Sognò la stanza, e dalle finestre riusciva a vedere il mondo dalla prospettiva di un falco pigro; cambiava e vedeva Ashford, cambiava ancora e vedeva il cavallo che aspettava pazientemente sotto l’acero in giardino, fissando la finestra in attesa del segnale, dicendogli che ormai non doveva avere più paura di niente e di nessuno — avrebbe dovuto solo chiamare e sarebbero arrivati subito i suoi amici.
E sognò ancora la stanza, e sulla sua scrivania si vedevano i resti dell’esplosione del peso che gli tormentava lo stomaco. Si era avvicinato senza toccare terra con i piedi, aveva soffiato sulla polvere biancastra sollevando un tornado, una torre nera che l’aveva circondato prima che riuscisse ad allontanarsi, che si era insinuata dietro i suoi occhi facendogli vedere la folla del concerto, i loro occhi pieni di risate, le loro bocche aperte come quelle di pagliacci, le loro dita che indicavano, le teste che annuivano, i loro ammiccamenti, e i piedi che strusciavano per terra; c’era anche la faccia rossa di Brian Pratt seduto dietro, mentre teneva le mani a cono attorno alla bocca — di’ a tutti che è stato il corvo gigante — e sorrideva con malignità in direzione di Tar Boston che invece aveva sollevato entrambi i medi delle mani — ehi, Paperino! — poi si era girato verso Fleet Robinson, che continuava a fissare stupidamente colui il quale gli aveva rubato la sua vendetta; aveva visto anche la storia di un corvo gigante, raccontata da un pagliaccio vestito con una tuta nera.

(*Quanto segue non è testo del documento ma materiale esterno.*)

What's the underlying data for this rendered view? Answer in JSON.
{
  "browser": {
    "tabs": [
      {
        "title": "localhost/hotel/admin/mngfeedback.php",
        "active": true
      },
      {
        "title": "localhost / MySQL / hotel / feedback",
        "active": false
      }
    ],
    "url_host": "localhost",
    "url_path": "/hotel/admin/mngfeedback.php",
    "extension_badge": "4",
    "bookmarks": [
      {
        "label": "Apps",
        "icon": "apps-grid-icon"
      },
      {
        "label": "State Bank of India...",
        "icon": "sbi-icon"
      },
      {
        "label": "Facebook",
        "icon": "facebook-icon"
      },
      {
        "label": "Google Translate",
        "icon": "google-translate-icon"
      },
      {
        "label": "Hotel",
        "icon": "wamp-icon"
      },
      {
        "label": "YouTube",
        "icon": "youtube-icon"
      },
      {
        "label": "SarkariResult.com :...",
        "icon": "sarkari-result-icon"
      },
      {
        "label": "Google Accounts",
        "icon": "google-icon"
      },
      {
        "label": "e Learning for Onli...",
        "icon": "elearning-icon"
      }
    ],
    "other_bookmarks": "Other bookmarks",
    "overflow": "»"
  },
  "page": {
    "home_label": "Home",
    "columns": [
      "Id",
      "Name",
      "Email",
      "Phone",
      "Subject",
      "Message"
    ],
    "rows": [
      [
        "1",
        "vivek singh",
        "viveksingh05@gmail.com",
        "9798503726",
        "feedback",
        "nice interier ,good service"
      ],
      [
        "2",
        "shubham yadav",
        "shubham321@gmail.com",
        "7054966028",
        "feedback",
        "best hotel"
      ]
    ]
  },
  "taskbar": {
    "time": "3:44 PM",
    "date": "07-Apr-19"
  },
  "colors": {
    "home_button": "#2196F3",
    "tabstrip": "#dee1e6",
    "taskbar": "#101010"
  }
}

Si svegliò alle tre meno dieci, con il viso imperlato di sudore, e si mise a osservare il soffitto dove le ombre si stavano restringendo per la luce già calante del sole.
Norman sedeva nel suo ufficio, senza fare niente di particolare; aspettava che la porta si aprisse da un momento all’altro e che Harry entrasse a riferirgli che lo sciopero degli insegnanti, organizzato per il giorno prima, era stato spostato nel pomeriggio. Ma sembrava che Falcone si fosse reso conto dell’umore del preside, perché se ne stava alla larga, e per questo favore Norman sacrificò mentalmente l’anima di sua moglie a Dio come ringraziamento.
Falcone l’aveva baciata. Di fronte a centinaia di persone, quel figlio di puttana le aveva messo le mani addosso e l’aveva baciata.
«Cristo», esclamò. «Cristo.»
Le telefonate venivano accuratamente selezionate dalle segretarie per cercare di rallegrare un po’ il suo cattivo umore almeno entro la fine dell’ultima lezione. Qualche reporter che veniva da fuori città, qualche membro del consiglio, qualche conoscente che voleva farlo finalmente sorridere.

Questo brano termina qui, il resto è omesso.